Aims and Objectives: SAACY+3 expands on the research, impact and training enabled by SAACY, seeking to consolidate the PI’s position as a leading researcher in the health humanities with specialism in dementia and ageing, while focusing resources on maximizing SAACY’s potential to achieve attitudinal changes to ageing. It has three objectives:
O+31. to pioneer a model for how humanities-led research (archival and co-produced) can inform policy and practice, especially attitudinal change to ageing at midlife, through working with creative industries. SAACY+3 seeks to maximize SAACY’s impact to achieve attitudinal changes to ageing by targeting people aged 40 to 65. The main conduit for this will be the production, distribution and impact campaign of a not-for-profit feature film based on SAACY research.
O+32. to explore non-mainstream narratives about ageing in ways that challenge decline and successful ageing narratives alike.

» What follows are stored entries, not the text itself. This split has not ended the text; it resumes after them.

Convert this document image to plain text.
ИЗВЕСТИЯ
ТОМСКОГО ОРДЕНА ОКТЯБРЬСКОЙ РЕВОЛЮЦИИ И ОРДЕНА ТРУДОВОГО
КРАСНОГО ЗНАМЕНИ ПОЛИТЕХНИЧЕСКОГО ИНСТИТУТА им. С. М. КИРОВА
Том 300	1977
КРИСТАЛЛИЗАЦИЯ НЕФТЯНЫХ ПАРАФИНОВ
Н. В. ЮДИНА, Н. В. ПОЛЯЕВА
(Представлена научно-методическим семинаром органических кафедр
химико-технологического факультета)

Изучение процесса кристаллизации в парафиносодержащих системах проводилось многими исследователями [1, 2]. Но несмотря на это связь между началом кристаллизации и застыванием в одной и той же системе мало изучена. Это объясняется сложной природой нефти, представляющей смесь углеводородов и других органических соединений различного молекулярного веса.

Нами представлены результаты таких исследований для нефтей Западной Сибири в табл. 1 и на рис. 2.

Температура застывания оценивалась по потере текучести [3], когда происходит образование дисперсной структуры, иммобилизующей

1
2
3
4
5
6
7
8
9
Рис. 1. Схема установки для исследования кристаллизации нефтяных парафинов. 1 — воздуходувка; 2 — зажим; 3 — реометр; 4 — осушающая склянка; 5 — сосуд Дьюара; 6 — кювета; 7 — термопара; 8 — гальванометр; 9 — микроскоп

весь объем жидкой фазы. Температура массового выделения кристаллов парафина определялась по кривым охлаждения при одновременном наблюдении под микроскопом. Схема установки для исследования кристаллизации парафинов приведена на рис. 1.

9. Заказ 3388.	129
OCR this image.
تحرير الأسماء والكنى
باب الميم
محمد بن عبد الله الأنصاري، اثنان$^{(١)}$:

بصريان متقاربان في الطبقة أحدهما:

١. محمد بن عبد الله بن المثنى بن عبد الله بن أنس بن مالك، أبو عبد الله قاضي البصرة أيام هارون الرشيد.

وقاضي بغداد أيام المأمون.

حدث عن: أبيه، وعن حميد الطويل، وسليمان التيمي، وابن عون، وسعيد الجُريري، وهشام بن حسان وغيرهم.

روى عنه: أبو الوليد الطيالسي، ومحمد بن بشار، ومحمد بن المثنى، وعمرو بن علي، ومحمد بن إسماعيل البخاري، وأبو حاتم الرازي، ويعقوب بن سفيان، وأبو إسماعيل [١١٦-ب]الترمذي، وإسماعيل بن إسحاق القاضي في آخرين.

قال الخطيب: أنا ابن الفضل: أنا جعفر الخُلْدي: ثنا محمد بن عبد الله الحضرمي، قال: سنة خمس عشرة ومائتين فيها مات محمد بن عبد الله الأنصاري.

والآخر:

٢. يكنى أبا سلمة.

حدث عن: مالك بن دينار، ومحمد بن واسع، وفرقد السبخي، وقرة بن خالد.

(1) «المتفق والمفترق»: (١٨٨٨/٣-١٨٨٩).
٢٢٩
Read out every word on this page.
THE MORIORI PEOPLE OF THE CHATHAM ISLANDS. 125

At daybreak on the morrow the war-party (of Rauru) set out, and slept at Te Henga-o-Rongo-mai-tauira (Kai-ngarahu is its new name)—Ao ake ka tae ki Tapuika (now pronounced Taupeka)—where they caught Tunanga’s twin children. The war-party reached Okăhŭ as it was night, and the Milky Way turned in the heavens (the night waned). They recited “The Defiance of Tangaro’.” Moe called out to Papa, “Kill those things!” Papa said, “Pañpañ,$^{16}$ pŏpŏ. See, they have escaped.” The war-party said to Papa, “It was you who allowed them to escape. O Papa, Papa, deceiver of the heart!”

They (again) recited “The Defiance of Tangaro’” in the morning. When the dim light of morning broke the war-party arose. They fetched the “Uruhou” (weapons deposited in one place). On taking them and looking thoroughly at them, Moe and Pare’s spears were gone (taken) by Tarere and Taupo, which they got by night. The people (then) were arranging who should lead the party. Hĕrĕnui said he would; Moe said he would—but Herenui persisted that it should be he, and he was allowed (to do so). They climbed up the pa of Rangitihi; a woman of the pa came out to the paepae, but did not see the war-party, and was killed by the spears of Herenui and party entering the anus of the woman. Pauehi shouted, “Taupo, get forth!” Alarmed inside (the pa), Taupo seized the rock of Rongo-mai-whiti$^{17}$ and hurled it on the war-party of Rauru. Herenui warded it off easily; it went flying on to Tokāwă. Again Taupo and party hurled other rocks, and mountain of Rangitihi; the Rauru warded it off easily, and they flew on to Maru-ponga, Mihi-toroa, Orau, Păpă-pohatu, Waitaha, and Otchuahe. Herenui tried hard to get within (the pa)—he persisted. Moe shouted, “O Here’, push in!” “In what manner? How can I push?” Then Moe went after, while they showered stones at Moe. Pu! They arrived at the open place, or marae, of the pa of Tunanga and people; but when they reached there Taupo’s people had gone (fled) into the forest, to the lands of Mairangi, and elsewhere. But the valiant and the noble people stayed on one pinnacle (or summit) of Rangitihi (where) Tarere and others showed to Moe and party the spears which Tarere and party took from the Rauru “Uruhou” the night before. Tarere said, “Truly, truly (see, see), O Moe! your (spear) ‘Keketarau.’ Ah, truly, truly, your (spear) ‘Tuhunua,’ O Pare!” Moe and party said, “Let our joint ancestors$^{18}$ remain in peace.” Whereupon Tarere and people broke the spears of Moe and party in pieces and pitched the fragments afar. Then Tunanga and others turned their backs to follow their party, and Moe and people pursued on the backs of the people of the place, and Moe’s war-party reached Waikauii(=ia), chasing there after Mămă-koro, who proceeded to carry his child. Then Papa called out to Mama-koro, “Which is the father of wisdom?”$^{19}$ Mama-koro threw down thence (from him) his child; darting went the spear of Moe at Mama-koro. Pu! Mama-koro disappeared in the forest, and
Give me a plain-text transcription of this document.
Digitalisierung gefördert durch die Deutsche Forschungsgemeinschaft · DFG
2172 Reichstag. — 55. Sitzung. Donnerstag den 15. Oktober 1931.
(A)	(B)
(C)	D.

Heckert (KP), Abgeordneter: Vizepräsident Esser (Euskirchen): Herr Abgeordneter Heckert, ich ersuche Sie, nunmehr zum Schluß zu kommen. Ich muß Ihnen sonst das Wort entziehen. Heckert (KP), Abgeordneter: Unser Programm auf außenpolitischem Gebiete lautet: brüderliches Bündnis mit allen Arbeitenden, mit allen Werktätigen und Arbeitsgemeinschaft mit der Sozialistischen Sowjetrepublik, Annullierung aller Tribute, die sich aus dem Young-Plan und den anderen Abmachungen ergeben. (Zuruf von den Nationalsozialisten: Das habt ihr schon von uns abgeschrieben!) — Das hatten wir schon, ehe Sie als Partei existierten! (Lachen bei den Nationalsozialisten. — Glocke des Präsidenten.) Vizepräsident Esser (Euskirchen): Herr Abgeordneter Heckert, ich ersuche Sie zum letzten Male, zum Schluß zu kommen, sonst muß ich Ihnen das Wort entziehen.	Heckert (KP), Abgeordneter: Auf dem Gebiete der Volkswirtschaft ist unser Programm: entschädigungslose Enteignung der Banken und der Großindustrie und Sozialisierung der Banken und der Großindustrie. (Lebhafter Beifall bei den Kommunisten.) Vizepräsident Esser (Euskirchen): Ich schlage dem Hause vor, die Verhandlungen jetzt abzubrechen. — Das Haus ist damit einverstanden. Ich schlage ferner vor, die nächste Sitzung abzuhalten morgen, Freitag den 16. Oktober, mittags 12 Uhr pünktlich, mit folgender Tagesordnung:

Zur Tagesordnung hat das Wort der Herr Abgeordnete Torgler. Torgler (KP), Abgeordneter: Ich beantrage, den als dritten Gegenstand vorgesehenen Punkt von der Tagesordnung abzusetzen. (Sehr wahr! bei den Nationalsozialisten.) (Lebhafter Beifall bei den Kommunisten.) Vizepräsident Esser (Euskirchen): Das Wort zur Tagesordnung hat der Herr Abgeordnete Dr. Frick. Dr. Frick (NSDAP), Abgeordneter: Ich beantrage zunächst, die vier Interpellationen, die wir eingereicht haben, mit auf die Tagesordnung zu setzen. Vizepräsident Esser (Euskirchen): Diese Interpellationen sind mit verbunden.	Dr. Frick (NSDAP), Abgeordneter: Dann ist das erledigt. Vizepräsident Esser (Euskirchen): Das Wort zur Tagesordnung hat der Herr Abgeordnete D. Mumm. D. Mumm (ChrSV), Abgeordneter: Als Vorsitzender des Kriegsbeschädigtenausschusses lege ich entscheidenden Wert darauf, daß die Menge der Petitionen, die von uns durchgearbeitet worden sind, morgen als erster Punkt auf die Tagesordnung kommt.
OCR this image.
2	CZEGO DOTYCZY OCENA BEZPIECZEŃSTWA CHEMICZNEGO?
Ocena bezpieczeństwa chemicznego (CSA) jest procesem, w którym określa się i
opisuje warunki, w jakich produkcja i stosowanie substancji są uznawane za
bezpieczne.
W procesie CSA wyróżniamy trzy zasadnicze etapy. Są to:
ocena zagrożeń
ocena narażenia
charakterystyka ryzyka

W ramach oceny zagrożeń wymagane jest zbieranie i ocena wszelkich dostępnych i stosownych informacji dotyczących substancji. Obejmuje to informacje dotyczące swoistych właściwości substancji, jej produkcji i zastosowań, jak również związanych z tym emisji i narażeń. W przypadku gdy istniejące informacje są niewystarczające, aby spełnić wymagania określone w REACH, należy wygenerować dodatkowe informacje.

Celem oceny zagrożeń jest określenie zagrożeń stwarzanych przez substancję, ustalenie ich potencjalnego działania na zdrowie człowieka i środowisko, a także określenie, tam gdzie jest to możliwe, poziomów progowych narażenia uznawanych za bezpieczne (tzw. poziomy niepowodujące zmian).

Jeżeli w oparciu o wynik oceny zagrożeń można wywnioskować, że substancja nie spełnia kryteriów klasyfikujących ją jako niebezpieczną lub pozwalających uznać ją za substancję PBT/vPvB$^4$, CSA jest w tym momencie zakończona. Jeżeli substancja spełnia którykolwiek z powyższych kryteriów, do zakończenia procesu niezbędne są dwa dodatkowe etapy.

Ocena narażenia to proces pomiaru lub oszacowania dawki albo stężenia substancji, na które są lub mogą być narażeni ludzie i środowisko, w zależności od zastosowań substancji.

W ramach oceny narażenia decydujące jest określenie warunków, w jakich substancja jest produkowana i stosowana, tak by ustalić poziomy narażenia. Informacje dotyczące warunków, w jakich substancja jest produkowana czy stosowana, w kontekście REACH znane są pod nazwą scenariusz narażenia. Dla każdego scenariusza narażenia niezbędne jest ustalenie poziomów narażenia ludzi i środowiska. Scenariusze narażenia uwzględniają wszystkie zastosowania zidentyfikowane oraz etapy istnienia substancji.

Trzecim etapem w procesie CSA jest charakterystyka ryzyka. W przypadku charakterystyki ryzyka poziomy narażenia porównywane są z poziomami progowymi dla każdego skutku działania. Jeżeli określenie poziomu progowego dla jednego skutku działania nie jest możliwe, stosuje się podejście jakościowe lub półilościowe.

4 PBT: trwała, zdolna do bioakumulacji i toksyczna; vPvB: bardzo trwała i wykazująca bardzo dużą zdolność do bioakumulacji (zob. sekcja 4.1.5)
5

This new research will lead to a generally accessible short book, ‘Fixing How We View Ageing’, targeted at general readers and health and social care policy makers, as its messages chime with major national and international agendas on healthy ageing.
O+33. to investigate the divides between approaches to ageing and dementia of the life/medical sciences as compared to the social sciences and humanities; to formulate a funding bid for a project on the myths and realities of the two-culture split that harnesses the PI’s expertise of working across disciplines and leads by developing science literacy in the academy and beyond.
Potential applications and benefits: Resonating with the World Health Organisation Decade of Healthy Ageing baseline report, that healthy ageing will only be achieved if we ‘change how we think, feel and act towards age and ageing’, SAACY has already taken significant steps towards informing practices and policy development. A shift in attitudinal change to ageing especially at midlife would have far-reaching implications for how we retire, treat and care for older people, fund research and care, and understand intergenerational relations. SAACY+3 will contribute to the conversation about how we can live healthier and happier lives even as we age.